Nearly one year ago, President Martha E. Pollack reaffirmed Cornell’s commitment to meeting students’ financial aid needs amid the COVID-19 pandemic.
That commitment remains robust in the budget for fiscal year 2022, which begins July 1. The university continues to control the cost of education for students, making large investments in financial aid while keeping the increase in tuition at a historic low.
“This has been an extraordinary year for our students, faculty and staff,” Provost Michael Kotlikoff said, “and the university has met challenges associated with creating an environment in which the health of our community is protected. While we have had significant expenses associated with meeting these challenges, we have also directed federal assistance towards our students, and increased our commitment to financial support for them.”
In the 2022 fiscal year, the university will continue to meet full financial need for all undergraduate students – regardless of the economic uncertainties caused by the pandemic, said Jonathan Burdick, vice provost for enrollment. “We knew that this was potentially a crisis with a two- or three-year tail,” he said. “So we’re ready in the coming year to continue to meet need. And if more need is identified, we are committed to matching it.”
The university awarded $271 million in Cornell grant aid in fiscal year 2020, and $309 million in financial aid overall, including federal support. More than half of all undergraduates – 57% – received need-based financial aid, which in many cases not only reduces tuition but also offsets living expenses.
At its January meeting, the Board of Trustees approved planning parameters for the university’s 2021-22 budget – including the lowest tuition percentage increase in 55 years for the endowed colleges: the College of Architecture, Art and Planning; the College of Arts and Sciences; the Cornell SC Johnson College of Business; and the College of Engineering.
The tuition increase for the 2021-22 academic year is 2.9% for both endowed and contract colleges, which is offset for most students by the financial aid increase, Burdick noted. “We have expanded financial aid enough that most students who receive aid should not see a rise in costs despite the modest tuition increase,” he said.

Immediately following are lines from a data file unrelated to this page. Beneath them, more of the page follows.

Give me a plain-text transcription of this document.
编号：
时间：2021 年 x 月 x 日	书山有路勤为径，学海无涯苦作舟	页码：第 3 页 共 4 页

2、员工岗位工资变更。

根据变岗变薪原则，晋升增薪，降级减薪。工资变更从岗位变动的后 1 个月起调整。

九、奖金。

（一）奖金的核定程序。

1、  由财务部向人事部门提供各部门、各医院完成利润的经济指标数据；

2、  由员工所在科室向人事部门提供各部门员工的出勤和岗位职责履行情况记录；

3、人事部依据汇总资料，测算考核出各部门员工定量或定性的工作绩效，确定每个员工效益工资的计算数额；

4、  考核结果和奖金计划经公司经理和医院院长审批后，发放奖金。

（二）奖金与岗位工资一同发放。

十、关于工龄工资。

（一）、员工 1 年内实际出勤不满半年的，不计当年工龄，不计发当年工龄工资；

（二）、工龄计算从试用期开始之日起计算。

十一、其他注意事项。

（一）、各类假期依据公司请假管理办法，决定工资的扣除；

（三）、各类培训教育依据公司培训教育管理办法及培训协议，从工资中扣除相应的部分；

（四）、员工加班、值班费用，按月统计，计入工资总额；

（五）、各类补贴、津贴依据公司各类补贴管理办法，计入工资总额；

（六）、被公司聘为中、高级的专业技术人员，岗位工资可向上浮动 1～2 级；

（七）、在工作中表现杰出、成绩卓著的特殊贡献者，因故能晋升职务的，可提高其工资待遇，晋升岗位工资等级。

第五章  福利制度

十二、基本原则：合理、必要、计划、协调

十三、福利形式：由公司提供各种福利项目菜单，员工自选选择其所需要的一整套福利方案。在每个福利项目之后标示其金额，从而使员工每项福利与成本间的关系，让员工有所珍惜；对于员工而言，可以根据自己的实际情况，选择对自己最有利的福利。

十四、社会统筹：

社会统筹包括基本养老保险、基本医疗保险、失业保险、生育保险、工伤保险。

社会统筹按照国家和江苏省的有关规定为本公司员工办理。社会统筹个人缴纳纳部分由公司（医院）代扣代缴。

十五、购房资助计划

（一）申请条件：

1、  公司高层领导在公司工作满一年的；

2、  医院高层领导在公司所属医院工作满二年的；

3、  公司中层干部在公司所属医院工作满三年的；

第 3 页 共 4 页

Tuition for out-of-state undergraduates without financial aid in both endowed and contract colleges will be $60,286, an increase of $1,700 from last year. For undergraduates from New York state enrolled in the contract colleges – the College of Agriculture and Life Sciences, the College of Human Ecology and the School of Industrial and Labor Relations – tuition before financial aid is applied will be $40,382, an increase of $1,138.
Tuition for master’s degrees will increase between zero and 5.1%, depending on the degree, with most increasing by 2.9%. The cost of tuition for law, veterinary and MBA degrees also varies but tops out at a 2.9% increase. Doctoral degrees will remain the same.
The university is strongly committed to supporting students’ access to a Cornell education regardless of their family’s incomes, Kotlikoff noted. The actual cost of attendance for students with financial aid depends on a number of factors, but in general undergraduate students whose families earn less than $65,000 will have no required parent contribution and no loans. The maximum annual loan level is capped at $2,500 for families with incomes between $60,000 and $75,000; $5,000 for incomes between $75,000 and $120,000; and $7,500 for all other students.
“In these unprecedented times, we continue to work to make Cornell affordable to a greater number of students from all socioeconomic backgrounds,” Kotlikoff said.